Project 3 Summary Coronaviruses will likely remain a persistent threat to human health. However, whether the next significant disease outbreak will be caused by a known coronavirus, another novel coronavirus, or continued surges from variant(s) of SARS-CoV-2 is unknown. The goal of this project is to develop novel, improved immunogens to elicit broader anti-coronavirus immunity, to structurally evaluate resulting pan-coronavirus or broad-coronavirus antibodies, and to evaluate efficacy of broad coronavirus vaccines in animal models. We will begin with novel third-generation spikes that better remain in a pre-fusion quaternary assemblies relative to earlier versions of spike that have been described in the literature. These novel spike proteins, termed “VFLIP”, retain a trimeric conformation even in the absence of exogenous trimerization motifs, are resistant to thermal denaturation, feature glycan structures that better reflect those on authentic virions and offer receptor-binding domain positions and conformation that also better reflect those on native virions. These molecules further feature slower “off” rates for a wide panel of anti-coronavirus antibodies. In this program, we will develop novel immunogens from these improved spikes alone and as part of innovative multimeric vaccine particles. Our collaborating projects will evaluate these immunogens for their ability to elicit broad B- and T-cell immune responses. We will then evaluate the efficacy of the best candidate immunogens in mouse and hamster models of infection using multiple relevant coronaviruses. This project represents the beginning and end of the collaborative, iterative circle of immunogen design and evaluation. Cycles of in-depth evaluation and iteration will shepherd vaccine efforts for broad protection against the growing threat posed by coronaviruses.

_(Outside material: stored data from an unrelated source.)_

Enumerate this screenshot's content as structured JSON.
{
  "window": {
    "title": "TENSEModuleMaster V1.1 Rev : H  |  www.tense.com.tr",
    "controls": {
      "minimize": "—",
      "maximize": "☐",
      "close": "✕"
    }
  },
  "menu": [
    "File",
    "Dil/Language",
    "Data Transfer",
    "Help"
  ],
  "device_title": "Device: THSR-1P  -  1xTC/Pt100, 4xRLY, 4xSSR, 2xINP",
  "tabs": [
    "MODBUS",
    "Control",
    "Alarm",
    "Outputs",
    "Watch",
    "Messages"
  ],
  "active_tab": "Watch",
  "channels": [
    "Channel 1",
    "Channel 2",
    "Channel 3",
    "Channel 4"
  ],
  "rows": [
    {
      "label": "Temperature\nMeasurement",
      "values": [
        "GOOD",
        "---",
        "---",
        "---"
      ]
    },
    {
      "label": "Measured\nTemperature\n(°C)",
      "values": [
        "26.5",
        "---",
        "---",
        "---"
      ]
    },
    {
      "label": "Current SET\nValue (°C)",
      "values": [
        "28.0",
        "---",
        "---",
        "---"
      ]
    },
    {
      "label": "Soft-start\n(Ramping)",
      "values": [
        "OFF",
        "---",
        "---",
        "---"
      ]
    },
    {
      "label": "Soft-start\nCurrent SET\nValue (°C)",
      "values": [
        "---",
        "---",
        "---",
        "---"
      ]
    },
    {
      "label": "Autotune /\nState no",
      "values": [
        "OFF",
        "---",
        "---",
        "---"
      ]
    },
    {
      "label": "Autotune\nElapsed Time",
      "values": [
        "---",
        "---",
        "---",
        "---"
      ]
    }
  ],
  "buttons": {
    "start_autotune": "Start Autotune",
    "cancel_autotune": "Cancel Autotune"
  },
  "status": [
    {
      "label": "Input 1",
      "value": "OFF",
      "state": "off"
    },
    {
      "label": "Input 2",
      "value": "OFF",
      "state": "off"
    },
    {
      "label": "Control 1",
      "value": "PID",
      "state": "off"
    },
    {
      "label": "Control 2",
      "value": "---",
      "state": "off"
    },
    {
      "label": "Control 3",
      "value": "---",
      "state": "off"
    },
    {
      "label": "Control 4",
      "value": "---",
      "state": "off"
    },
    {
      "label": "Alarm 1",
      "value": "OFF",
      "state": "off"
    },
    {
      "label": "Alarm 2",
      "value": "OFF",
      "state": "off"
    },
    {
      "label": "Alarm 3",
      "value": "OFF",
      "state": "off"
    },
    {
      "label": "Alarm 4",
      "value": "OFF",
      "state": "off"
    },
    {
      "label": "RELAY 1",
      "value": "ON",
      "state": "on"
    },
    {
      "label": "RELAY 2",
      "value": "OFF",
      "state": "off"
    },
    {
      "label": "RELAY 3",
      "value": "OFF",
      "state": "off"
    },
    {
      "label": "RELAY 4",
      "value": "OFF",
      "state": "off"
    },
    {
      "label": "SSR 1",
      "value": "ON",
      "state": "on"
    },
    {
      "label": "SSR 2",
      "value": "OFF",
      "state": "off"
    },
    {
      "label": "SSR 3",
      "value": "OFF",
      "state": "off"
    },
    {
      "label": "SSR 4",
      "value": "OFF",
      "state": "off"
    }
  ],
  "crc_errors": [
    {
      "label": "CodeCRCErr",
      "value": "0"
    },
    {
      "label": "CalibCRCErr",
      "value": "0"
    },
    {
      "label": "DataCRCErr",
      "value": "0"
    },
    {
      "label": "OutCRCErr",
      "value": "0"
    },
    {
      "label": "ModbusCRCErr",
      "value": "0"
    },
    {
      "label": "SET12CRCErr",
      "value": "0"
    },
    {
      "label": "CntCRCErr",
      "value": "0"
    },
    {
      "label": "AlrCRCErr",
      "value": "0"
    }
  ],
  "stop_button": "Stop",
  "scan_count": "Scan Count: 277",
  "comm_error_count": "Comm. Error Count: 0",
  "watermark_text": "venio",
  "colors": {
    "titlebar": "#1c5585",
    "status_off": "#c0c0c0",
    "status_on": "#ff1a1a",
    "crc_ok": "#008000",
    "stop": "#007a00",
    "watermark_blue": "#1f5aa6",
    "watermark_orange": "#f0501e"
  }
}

项目3摘要 冠状病毒可能仍然是对人类健康的持续威胁。但是，下一个重要 疾病爆发将是由已知的冠状病毒，另一种新型冠状病毒引起的 SARS-COV-2的变体未知。该项目的目的是开发新颖的，改进的免疫原剂 引起更广泛的抗癌症免疫学，从结构上评估产生的泛氧化病毒或广泛的核心管病毒 抗体，并评估动物模型中广泛的冠状病毒疫苗的效率。我们将从小说开始 相对于早期版本 文献中描述的尖峰。这些新颖的尖峰蛋白称为“ vflip”，保留了三聚体 即使在没有外源三烯基序的情况下，构象也对热变性具有抵抗力， 特征聚糖结构，可以更好地反映正宗病毒体并提供受体结合域位置的结构 和构象，也可以更好地反映出本地病毒体的构象。这些分子进一步具有较慢的“关闭” 一系列抗科罗纳病毒抗体的速率。在这个程序中，我们将开发从 这些单独改善了尖峰，也是创新的多媒体真空颗粒的一部分。我们的协作项目 将评估这些免疫原的能力，其能够引起广泛的B和T细胞免疫反应。然后我们会 使用多种 相关冠状病毒。该项目代表了协作，迭代圈的开始和结束 免疫原设计和评估。深入评估和迭代的循环将使疫苗为 对冠状病毒构成的日益严重威胁的广泛保护。